As you walk around Knutsford, Gaskell’s Cranford still feels incredibly current. The layout of the town is just the same, right down to the narrow pavements (built to prevent young ladies from walking arm-in-arm). Today’s residents are no longer ‘all abed and asleep by ten’, but there’s still the same sense that, as in Cranford, ‘it was impossible to live a month here and not know the daily habits of each resident’. These modern Amazons may travel in four-by-fours rather than by horse and trap or sedan chair, but they still spend their mornings ‘rambling from shop to shop’, as Gaskell put it, ‘to collect all the stray pieces of intelligence in the town’. Then, as now, the town’s cultural life was driven by well-groomed women of a certain age. ‘We’re not all Wags,’ says Dawson, with a grin, as we say goodbye.

That evening I head for Knutsford Little Theatre for an evening of Victorian songs and sketches performed by the local amateur operatic society. Of course, a hard-hearted critic could easily pick this homely show to pieces, but there’s more warmth in this performance than in countless West End musicals I’ve seen.

Next morning, I travel to Tatton Park (Hanbury Court in Gaskell’s Cranford) for a lecture about Gaskell’s Cheshire, amid the priceless Canalettos of this grand, historic stately home. On a weekday morning in October I’d expected a sparse turnout, but virtually every seat is taken. This lecture should have been given by Joan Leach. Her colleague Marie Moss gives it in her absence. Moss says she doesn’t know half as much as Joan, but in the end she does her proud. Like Gaskell’s heroines, these Knutsford Amazons know how to rally round. Afterwards, we nose around the house, where Gaskell set various scenes from Wives & Daughters, her final, unfinished masterpiece. Wandering these endless corridors, you’re reminded of the vast divisions in Gaskell’s world between rich and poor.

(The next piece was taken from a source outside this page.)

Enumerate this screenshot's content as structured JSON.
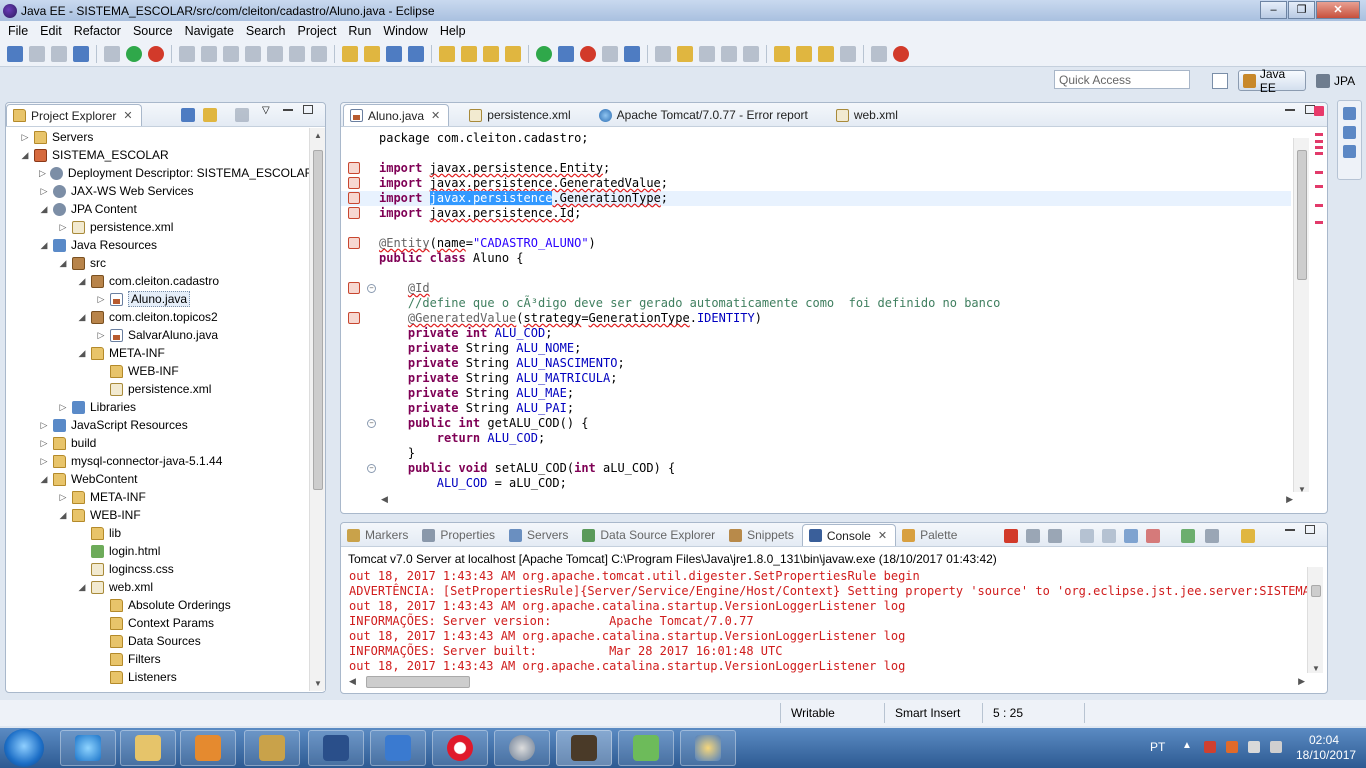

After lunch in the old stables, Tatton’s head gardener, Sam Youd, walks me round the gardens where he’s worked for 30 years. He shows me the huge cedar beneath which Mrs Gaskell used to sit and write, or so the locals say. In her day, he tells me, gardeners started work here at the age of 12. On their first day, they’d plant an oak tree. When they died, that oak would be cut down to make their coffin. It sounds like another scene from Cranford. I wonder if Joan Leach would have liked it. It’s a shame I never met her. Maybe this Gaskell anniversary will also become her monument. Since Mrs Gaskell created Cranford, the wider world has changed beyond all recognition, but here in Knutsford her friendly ghost feels very close at hand.